Morning was Renaissance Faces: Van Eyck to Titian at the National Gallery. This was... Well, how often do you get to see the Arnolfini Wedding and Holbein's Ambassadors within a couple of rooms of each other, and still get distracted by other stuff? The thing that maybe jumped out most of all for us was Bellini's Doge Leonardo Loredan, but... Oh heck, I'm not qualified to pontificate on this art history stuff. It was a good show, okay?

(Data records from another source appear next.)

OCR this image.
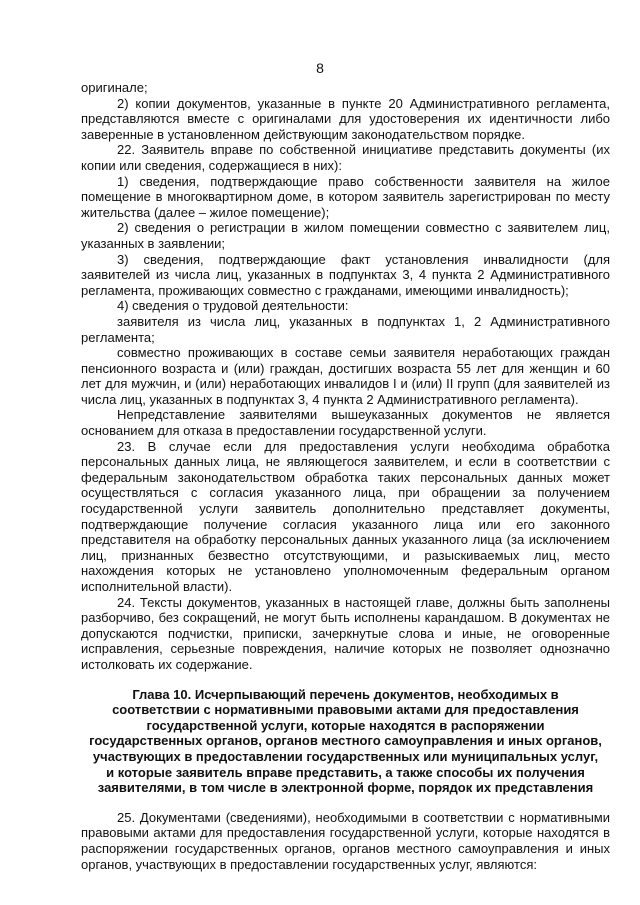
8

оригинале;

2) копии документов, указанные в пункте 20 Административного регламента, представляются вместе с оригиналами для удостоверения их идентичности либо заверенные в установленном действующим законодательством порядке.

22. Заявитель вправе по собственной инициативе представить документы (их копии или сведения, содержащиеся в них):

1) сведения, подтверждающие право собственности заявителя на жилое помещение в многоквартирном доме, в котором заявитель зарегистрирован по месту жительства (далее – жилое помещение);

2) сведения о регистрации в жилом помещении совместно с заявителем лиц, указанных в заявлении;

3) сведения, подтверждающие факт установления инвалидности (для заявителей из числа лиц, указанных в подпунктах 3, 4 пункта 2 Административного регламента, проживающих совместно с гражданами, имеющими инвалидность);

4) сведения о трудовой деятельности:

заявителя из числа лиц, указанных в подпунктах 1, 2 Административного регламента;

совместно проживающих в составе семьи заявителя неработающих граждан пенсионного возраста и (или) граждан, достигших возраста 55 лет для женщин и 60 лет для мужчин, и (или) неработающих инвалидов I и (или) II групп (для заявителей из числа лиц, указанных в подпунктах 3, 4 пункта 2 Административного регламента).

Непредставление заявителями вышеуказанных документов не является основанием для отказа в предоставлении государственной услуги.

23. В случае если для предоставления услуги необходима обработка персональных данных лица, не являющегося заявителем, и если в соответствии с федеральным законодательством обработка таких персональных данных может осуществляться с согласия указанного лица, при обращении за получением государственной услуги заявитель дополнительно представляет документы, подтверждающие получение согласия указанного лица или его законного представителя на обработку персональных данных указанного лица (за исключением лиц, признанных безвестно отсутствующими, и разыскиваемых лиц, место нахождения которых не установлено уполномоченным федеральным органом исполнительной власти).

24. Тексты документов, указанных в настоящей главе, должны быть заполнены разборчиво, без сокращений, не могут быть исполнены карандашом. В документах не допускаются подчистки, приписки, зачеркнутые слова и иные, не оговоренные исправления, серьезные повреждения, наличие которых не позволяет однозначно истолковать их содержание.

Глава 10. Исчерпывающий перечень документов, необходимых в соответствии с нормативными правовыми актами для предоставления государственной услуги, которые находятся в распоряжении государственных органов, органов местного самоуправления и иных органов, участвующих в предоставлении государственных или муниципальных услуг, и которые заявитель вправе представить, а также способы их получения заявителями, в том числе в электронной форме, порядок их представления

25. Документами (сведениями), необходимыми в соответствии с нормативными правовыми актами для предоставления государственной услуги, которые находятся в распоряжении государственных органов, органов местного самоуправления и иных органов, участвующих в предоставлении государственных услуг, являются:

Afternoon was Babylon: Myth and Reality at the British Museum. This was interesting, but a bit unsure what it was really about. It started with some archaeological bits and bobs - I think that they'd borrowed some Babylonian tilework from the Louvre - which was pertinent, but some of us have been spoiled by seeing the full (reconstructed, and technically partial, but still) Ishtar Gate at the Pergamon Museum in Berlin. After that, though, the Myth bit tended to take over; Blake prints, Athanasius Kircher engravings, '50s film concept art, Victorian paintings of Bible scenes, videos about Rastafarianism, snippets of silent movies... British Museum-style things that would have grabbed me, like what seems to be the first-ever known map of the world, got a bit lost. Equally, the looping voice recordings associated with some display cases - some of them offering readings of some of these ancient texts in the original languages - were thoroughly drowned out in the noise of all the visiting families. (They might work better on a less busy day, but the place would have to be very quiet indeed to make it feasible to linger by each case while listening to several minutes of speech comfortably.) Still, there was a lot to provoke thought (not least the last video, basically a polite rant about the bright sparks who arrived in Iraq to find that Saddam Hussein had damaged the site by parking some grotty "reconstructions" on top of it, and responded by adding one of their own military bases to the mess), and some interesting modern artworks (mostly borrowing the imagery of all those wonderful Renaissance "Tower of Babel" paintings). So a Bronze Age city got intermittently lucky in its empire-building efforts, and picked some enemies whose propaganda-historical writings gained religion-driven staying power - and now it's part of our cultural vocabulary, albeit in shapes that have little relationship to the original. (All those Towers of Babel are basically the Colosseum, reiterated and stacked.) Weird and curious, if hard to convery without looking bitty.